Parku ist nur eines von vielen Beispielen, wie clever der Parkraum mittlerweile vermarktet wird. Ein anderes zeigt das US-Unternehmen Park Assist: Der Technologiedienstleister stattet Parkhäuser und Tiefgaragen auch in Europa mit Kamerasystemen aus, die jeden einzelnen Parkplatz und jedes einfahrende Fahrzeug im Blick haben. In erster Linie geht es den Betreibern dabei um den Komfort, sagt Marketing-Chef Jonathan Chin: „Wir können die Kunden präziser zu freien Plätzen auf jeder Etage lotsen und sie dank der Nummernschilderkennung am Ende des Einkaufsbummels sogar wieder zu ihrem Wagen zurückführen“, sagt der Manager und deutet auf einen großen Touchscreen neben dem Fahrstuhl. Dort muss man nur sein Kennzeichen eingeben, dann zeigt einem die Elektronik, wo man sein Auto geparkt hat und wie man am schnellsten zu Fuß dorthin kommt. Doch natürlich öffnet das System auch Tür und Tor zur Gewinnmaximierung, räumt Chin ein: „Wenn wir für jedes Auto genau wissen, auf welchem Stellplatz es steht, dann können wir die Tarife individuell anpassen.“ Je näher am Ausgang, desto teurer könnte es zum Beispiel werden.

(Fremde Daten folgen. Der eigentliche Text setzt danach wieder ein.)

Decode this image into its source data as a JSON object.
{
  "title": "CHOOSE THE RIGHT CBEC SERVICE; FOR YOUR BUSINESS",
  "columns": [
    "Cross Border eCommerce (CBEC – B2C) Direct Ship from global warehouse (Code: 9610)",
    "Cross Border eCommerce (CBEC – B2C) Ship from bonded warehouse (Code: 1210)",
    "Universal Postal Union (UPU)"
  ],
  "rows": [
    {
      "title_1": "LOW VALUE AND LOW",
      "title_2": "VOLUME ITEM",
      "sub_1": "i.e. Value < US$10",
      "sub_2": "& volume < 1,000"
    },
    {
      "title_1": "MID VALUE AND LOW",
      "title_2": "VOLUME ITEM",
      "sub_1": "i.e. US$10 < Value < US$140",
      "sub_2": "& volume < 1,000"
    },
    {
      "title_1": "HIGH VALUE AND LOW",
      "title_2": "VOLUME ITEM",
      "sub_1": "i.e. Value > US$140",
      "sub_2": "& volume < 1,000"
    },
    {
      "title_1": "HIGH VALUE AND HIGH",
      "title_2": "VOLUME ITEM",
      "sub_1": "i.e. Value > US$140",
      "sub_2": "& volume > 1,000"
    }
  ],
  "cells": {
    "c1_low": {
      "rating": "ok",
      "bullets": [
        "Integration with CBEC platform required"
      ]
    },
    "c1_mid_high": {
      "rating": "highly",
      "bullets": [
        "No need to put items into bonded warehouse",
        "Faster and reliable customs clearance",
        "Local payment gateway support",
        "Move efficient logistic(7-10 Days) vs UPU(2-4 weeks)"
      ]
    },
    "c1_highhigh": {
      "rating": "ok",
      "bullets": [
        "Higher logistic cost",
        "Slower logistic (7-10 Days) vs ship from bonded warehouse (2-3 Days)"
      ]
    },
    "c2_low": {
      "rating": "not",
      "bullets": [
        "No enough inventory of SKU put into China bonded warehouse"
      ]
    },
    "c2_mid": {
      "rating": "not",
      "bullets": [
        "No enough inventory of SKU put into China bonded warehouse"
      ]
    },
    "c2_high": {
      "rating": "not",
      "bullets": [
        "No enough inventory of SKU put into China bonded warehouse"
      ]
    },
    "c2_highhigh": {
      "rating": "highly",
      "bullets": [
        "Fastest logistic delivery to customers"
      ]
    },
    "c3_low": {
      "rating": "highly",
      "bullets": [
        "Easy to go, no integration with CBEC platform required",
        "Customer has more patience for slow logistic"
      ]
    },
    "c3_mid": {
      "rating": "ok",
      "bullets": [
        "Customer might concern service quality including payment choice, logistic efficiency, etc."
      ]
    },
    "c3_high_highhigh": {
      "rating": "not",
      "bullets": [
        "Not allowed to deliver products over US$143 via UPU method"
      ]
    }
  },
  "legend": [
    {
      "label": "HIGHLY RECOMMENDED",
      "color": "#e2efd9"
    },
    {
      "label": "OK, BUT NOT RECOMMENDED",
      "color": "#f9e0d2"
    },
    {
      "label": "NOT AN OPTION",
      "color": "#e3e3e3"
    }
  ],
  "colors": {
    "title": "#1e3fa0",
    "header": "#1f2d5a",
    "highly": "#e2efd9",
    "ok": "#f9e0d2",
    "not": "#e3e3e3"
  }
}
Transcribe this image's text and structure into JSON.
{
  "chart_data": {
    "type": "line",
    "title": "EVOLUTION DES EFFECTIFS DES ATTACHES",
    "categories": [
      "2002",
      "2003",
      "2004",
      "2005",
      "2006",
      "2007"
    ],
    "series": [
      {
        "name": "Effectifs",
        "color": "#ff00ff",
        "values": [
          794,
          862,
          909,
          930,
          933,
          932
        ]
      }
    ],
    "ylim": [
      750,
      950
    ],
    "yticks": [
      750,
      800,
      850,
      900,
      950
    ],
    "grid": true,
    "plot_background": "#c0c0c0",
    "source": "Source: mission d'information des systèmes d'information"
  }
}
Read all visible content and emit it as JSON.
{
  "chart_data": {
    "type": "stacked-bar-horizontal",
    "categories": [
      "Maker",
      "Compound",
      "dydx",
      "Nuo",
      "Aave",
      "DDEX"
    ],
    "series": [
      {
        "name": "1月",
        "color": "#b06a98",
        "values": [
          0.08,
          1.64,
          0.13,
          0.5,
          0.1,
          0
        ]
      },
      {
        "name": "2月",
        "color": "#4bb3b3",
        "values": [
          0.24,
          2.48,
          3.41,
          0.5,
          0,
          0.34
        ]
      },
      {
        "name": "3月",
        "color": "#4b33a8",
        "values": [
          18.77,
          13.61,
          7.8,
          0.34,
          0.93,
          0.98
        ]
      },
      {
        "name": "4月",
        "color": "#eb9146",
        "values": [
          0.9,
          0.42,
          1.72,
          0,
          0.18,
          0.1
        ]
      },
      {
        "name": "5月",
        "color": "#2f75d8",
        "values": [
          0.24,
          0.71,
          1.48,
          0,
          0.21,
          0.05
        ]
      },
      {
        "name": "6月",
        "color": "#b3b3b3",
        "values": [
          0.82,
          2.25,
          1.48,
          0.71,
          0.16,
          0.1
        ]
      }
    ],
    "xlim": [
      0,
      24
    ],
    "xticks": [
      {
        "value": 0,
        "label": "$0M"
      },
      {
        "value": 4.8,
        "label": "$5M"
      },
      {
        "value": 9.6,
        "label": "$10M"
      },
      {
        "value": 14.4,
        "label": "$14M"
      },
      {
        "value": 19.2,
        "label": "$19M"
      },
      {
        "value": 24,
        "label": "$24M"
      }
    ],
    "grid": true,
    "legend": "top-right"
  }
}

Der Parkhausbetreiber Apcoa hat spezielle Plätze für Smart-Fahrer

Das Konzept „Smart add-on parking“ funktioniert schon heute: Weil man für einen Smart leichter eine Lücke findet, haben Daimler und Apcoa einen Deal gemacht und bieten dem Bonsai-Benz in ausgewählten Häusern besondere Park-Privilegien: Es gibt reservierte Plätze, man darf auch dann noch einfahren, wenn alle anderen wegen Überfüllung schon draußen bleiben müssen. Wo andere Tickets ziehen und am Automaten anstehen müssen, wird für Smarts online abgerechnet, und 15 Prozent Preisnachlass gibt es auch noch. „Unsere Autos brauchen schließlich auch ein bisschen weniger Platz in den Parkhäusern“, argumentiert Smart-Chefin Annette Winkler. Das Geschäft mit dem Stillstand treiben zwar vor allem findige Vermittler und die Besitzer der Stellflächen voran. Doch auch die Autohersteller haben das smarte Parken als Verkaufsargument entdeckt und werben mit dem Komfort- und Kostengewinn. In den Telematikdiensten von Mercedes und BMW sind zum Beispiel immer mehr Parkhäuser und Tiefgaragen integriert, die online über ihre Belegungsquote informieren, damit niemand vor der roten Lampe stehen und stundenlang das „Besetzt“-Schild studieren muss. Und Audi erprobt gerade mit einigen amerikanischen Forschungsinstituten und den Stadtverwaltungen von San Francisco und Los Angeles einen besonders intelligenten Parkassistenten für den Straßenrand. Dank zahlreicher Sensoren in der Straße, einer gut gefütterten Datenbank und eines schlauen Algorithmus wissen die Bayern, welche Stellplätze in den einzelnen Blocks gerade frei sind, und können ziemlich genau vorhersagen, wann und wo demnächst ein besetzter Platz frei wird. Von einer Einführung ist die Technik aber noch weit entfernt.

Bis es so weit ist, müssen die Autofahrer ihren Parkplatz weiter selbst ansteuern. Indes hat sich ein Problem seit 1954 von selbst gelöst: Bei den jetzigen Parkgebühren muss man zumindest nicht mehr nach Kleingeld suchen.